Menurutnya, besaran BHR tersebut wajar dan proporsional sebagai bentuk apresiasi atas kontribusi para pengemudi sepanjang tahun. “Yang secara nyata telah menyumbang margin dan gross profit ratusan miliar hingga triliunan rupiah bagi platform digital,” pungkasnya.
Sementara itu, Asosiasi Driver Online (ADO) meminta agar BHR ojol dihitung secara pro rata, menyesuaikan dengan penghasilan driver selama setahun.
Ketua Umum ADO Taha Syafariel menilai skema BHR saat ini masih abu-abu sebab berbeda jauh dengan Tunjangan Hari Raya atau THR yang memiliki dasar hukum jelas.
“Kalau THR ada UU-nya, BHR dasarnya apa? Rasanya ini akan jadi imbauan saja tanpa sanksi karena antara THR dan BHR itu jauh sekali bedanya dan dasar hukumnya,” kata Taha kepada Bisnis, Minggu (25/1/2026).
Terlebih, Taha menambahkan, perusahaan aplikasi tidak memiliki kewajiban hukum untuk membayar THR lantaran pengemudi diklasifikasikan sebagai mitra, bukan karyawan. Dengan demikian, besar BHR akan sangat tergantung kebijakan masing-masing perusahaan aplikasi.

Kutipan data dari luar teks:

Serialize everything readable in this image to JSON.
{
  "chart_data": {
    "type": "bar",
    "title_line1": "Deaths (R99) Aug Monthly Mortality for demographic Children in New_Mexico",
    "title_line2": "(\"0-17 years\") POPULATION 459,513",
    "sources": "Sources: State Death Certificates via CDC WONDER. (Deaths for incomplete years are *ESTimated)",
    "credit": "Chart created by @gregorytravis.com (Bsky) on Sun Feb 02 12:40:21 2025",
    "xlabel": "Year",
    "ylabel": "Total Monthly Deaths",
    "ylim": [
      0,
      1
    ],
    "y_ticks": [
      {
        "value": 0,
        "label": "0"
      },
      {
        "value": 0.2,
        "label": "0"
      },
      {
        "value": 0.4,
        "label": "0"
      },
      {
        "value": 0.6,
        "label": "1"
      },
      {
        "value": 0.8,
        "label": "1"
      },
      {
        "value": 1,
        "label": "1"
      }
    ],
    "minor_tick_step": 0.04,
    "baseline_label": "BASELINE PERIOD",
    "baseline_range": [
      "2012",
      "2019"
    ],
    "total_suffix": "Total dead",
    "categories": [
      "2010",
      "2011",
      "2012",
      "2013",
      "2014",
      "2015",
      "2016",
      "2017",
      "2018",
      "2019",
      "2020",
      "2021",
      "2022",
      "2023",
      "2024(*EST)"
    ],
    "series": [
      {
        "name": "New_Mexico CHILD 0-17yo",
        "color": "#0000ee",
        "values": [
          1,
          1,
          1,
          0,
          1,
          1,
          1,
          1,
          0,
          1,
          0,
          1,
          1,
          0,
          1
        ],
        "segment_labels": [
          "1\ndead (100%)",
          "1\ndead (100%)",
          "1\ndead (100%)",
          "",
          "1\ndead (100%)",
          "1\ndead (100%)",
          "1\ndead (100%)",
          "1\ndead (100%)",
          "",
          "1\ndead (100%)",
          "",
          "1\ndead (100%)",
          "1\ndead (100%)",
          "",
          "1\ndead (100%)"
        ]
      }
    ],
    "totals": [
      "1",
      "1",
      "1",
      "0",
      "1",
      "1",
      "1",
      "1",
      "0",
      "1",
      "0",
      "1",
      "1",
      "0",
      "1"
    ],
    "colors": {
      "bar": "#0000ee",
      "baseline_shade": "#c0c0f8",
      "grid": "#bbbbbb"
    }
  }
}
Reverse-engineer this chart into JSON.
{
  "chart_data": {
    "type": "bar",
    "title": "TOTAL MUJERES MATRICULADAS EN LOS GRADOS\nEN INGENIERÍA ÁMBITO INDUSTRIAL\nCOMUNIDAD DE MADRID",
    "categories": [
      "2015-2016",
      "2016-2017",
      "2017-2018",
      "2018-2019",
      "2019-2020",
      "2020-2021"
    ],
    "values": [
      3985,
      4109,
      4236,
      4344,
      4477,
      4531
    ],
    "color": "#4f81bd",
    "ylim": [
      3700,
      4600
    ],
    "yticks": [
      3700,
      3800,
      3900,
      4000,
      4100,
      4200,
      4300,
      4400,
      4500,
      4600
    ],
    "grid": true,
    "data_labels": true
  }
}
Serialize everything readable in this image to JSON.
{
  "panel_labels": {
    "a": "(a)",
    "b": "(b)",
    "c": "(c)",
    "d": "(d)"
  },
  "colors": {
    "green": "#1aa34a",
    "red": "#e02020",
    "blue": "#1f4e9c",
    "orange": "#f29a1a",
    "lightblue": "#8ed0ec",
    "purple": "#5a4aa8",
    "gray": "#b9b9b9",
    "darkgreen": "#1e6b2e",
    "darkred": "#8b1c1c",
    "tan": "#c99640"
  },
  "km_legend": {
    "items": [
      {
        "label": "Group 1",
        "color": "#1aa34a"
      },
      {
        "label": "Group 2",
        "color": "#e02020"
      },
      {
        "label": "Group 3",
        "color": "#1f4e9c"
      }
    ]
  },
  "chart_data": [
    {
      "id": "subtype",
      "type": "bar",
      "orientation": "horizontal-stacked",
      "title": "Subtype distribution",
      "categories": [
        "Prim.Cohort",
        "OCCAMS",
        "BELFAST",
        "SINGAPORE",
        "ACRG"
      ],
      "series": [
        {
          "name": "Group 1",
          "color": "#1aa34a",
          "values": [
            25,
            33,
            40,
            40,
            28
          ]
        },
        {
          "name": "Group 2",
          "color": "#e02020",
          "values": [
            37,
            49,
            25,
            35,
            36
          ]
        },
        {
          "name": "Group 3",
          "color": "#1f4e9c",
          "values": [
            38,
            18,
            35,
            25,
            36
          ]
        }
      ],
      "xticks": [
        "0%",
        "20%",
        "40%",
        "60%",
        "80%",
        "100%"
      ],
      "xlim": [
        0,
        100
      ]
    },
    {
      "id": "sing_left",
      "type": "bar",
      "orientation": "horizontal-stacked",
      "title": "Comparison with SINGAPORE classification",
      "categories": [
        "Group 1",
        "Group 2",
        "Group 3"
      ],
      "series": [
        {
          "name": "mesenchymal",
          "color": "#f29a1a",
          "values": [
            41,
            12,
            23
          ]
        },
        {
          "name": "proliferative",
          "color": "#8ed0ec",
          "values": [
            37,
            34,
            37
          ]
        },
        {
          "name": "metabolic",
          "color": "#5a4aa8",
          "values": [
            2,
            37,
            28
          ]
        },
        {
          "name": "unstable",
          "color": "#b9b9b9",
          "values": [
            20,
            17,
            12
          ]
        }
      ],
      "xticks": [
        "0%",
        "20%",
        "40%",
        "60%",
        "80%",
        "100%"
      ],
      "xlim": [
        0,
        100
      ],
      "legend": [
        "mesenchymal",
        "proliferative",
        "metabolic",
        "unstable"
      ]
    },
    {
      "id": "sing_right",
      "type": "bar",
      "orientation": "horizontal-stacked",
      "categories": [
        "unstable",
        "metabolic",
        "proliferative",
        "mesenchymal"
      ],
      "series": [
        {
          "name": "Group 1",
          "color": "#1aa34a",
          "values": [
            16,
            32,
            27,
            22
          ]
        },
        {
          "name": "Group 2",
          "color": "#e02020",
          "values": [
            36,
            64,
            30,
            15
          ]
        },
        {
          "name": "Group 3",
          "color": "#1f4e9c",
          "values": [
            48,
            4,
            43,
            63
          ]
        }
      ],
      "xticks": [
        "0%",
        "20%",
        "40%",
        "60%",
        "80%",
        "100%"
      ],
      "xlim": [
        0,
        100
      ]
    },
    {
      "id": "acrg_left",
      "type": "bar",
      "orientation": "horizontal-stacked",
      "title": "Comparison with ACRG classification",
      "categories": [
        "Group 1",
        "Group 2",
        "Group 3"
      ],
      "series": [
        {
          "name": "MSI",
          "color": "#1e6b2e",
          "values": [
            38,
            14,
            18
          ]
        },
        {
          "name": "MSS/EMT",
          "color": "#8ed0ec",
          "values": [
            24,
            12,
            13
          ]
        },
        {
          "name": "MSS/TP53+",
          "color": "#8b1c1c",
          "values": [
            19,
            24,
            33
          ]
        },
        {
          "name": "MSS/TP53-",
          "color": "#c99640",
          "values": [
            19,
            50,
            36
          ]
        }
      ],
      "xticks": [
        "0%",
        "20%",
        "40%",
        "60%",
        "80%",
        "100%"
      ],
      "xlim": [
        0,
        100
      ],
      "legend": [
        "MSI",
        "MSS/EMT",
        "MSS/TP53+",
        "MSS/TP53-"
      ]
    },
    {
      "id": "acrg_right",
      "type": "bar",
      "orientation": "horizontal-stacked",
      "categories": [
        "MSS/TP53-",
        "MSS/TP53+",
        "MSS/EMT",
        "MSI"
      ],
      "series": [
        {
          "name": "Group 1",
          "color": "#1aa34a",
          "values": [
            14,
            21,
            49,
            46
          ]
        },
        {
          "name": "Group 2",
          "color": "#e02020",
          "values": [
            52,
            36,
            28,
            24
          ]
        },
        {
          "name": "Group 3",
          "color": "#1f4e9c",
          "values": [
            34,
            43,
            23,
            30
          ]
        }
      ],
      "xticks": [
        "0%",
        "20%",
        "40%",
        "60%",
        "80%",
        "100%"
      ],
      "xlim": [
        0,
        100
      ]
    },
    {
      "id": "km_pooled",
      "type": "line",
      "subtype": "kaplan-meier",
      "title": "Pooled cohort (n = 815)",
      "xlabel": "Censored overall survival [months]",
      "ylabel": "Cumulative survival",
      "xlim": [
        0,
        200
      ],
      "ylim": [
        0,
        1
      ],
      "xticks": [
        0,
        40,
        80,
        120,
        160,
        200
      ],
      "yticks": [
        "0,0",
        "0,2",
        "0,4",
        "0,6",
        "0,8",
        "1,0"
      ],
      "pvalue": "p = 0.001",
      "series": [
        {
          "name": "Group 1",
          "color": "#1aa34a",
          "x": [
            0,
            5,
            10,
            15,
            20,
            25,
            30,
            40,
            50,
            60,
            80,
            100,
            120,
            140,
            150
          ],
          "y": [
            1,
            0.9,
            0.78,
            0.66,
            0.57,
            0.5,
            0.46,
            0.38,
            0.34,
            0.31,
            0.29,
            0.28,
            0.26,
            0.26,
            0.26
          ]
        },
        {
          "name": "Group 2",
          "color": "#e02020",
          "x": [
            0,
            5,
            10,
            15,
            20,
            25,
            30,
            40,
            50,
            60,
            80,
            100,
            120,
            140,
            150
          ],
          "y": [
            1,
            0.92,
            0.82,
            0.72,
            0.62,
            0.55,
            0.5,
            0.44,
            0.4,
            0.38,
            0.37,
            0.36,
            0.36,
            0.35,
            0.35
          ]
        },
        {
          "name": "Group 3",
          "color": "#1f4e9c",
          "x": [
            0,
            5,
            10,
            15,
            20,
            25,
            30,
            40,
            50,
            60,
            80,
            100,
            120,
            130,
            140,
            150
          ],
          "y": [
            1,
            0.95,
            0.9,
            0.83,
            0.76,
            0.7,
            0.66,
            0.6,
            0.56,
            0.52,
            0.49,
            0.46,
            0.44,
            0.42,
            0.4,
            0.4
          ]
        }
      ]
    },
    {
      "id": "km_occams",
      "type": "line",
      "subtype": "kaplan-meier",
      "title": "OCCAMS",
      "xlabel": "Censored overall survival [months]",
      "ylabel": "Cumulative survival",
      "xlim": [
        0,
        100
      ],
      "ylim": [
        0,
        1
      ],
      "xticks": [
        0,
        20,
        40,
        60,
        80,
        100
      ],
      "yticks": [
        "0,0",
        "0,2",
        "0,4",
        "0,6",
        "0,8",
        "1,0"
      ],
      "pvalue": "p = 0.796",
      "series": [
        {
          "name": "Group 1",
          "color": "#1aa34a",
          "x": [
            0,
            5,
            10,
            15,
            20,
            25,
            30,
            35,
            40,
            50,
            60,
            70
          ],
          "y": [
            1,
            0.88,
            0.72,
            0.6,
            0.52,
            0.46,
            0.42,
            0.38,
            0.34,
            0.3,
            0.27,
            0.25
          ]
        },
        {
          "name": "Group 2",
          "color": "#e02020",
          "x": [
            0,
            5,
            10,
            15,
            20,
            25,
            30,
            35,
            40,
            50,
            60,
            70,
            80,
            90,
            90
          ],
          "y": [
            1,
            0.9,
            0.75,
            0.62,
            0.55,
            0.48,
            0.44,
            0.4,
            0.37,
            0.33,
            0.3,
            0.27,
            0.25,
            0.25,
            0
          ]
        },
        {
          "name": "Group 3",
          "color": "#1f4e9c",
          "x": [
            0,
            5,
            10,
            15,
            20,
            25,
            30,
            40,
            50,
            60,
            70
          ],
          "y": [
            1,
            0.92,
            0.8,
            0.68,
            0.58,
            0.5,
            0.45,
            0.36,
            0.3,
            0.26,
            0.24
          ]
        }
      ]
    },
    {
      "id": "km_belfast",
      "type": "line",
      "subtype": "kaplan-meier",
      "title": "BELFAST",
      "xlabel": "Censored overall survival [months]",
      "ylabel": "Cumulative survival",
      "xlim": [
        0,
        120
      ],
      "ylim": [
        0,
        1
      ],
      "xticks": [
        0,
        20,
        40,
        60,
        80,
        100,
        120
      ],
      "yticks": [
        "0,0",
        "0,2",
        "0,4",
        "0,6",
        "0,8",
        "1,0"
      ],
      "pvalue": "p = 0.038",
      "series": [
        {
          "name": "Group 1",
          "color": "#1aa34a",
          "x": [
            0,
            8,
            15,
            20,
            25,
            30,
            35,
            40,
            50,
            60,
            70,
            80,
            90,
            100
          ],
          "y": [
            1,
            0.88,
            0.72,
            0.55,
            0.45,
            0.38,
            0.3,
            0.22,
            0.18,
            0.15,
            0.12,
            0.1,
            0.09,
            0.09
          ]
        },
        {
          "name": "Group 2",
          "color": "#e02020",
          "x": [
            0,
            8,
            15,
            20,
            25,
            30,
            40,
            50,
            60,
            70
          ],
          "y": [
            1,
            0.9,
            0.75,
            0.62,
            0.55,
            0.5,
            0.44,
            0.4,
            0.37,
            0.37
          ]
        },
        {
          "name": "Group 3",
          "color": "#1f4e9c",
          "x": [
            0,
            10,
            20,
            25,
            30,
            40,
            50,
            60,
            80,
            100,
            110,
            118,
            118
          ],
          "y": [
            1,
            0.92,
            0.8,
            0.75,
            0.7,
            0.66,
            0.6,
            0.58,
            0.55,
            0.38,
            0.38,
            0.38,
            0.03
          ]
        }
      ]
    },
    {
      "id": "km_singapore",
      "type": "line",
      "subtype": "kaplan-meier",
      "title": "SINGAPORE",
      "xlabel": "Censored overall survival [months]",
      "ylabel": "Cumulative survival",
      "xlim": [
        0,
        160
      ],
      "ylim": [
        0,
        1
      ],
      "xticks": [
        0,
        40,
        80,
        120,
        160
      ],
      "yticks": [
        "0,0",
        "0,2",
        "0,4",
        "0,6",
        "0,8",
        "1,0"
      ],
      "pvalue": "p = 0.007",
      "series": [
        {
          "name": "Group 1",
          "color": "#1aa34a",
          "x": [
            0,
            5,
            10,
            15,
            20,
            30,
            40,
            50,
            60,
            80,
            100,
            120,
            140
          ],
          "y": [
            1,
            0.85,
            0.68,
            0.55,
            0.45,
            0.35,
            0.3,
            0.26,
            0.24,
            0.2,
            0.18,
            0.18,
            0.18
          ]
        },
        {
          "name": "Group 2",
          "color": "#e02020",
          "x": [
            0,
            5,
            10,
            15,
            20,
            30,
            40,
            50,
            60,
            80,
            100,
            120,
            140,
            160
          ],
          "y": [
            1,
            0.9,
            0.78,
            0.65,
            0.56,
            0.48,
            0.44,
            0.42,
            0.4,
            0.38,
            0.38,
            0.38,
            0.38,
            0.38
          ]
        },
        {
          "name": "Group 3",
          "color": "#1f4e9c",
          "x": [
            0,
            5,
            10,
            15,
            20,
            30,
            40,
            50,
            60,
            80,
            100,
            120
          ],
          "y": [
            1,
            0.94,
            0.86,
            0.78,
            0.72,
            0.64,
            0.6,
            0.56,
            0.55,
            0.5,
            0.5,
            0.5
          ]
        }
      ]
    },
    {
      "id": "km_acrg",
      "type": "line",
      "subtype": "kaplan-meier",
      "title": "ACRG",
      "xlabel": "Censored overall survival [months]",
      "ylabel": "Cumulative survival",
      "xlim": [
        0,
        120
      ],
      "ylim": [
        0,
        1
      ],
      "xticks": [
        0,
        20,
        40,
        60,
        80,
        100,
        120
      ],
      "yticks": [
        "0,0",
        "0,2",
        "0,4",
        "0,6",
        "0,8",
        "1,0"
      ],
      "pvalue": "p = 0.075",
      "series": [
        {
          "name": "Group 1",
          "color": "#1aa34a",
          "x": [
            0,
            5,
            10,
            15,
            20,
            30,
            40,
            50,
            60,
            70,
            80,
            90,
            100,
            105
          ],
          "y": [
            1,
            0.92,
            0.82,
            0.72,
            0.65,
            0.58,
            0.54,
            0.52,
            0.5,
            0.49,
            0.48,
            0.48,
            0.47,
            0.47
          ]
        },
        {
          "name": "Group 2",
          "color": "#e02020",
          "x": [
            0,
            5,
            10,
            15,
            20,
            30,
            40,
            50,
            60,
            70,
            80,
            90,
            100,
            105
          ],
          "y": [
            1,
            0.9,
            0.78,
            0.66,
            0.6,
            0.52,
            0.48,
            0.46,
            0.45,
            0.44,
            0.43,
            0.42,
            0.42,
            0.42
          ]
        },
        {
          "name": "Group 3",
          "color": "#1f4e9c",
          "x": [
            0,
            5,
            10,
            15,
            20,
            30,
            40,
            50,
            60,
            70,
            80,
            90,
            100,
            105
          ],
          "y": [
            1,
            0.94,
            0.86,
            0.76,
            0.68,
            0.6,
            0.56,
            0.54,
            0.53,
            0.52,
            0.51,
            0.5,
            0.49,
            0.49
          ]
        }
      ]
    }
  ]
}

Meski begitu, ADO berharap pemerintah melalui Kementerian Ketenagakerjaan (Kemnaker) dapat membuat regulasi yang mengatur status hukum driver dan kurir online sebagai pekerja atau pelaku usaha transportasi berbasis aplikasi.
“Aturan itu akan mengikat perusahaan aplikasi untuk bisa berkewajiban memberikan kompensasi dan perlindungan yang layak kepada pengemudi platform di Indonesia,” ujarnya.
Taha menilai, jika pemerintah hanya mengatur BHR tanpa memberikan regulasi yang kuat mengenai status hukum ojol, taksol, dan kurir online, maka bonus tetap akan bersifat abu-abu.
Menurutnya, penghasilan driver selama setahun bisa dihitung dan dibagi rata untuk mendapatkan estimasi penerimaan per bulan, sehingga lebih adil dibandingkan skema tahun sebelumnya.
“Perusahaan aplikasi bisa menghitung dari pendapatan masing-masing mitranya. Tahun lalu sebagian besar hanya menerima Rp50.000, terlalu kecil bila mereka bekerja full selama setahun sebelumnya,” ucapnya.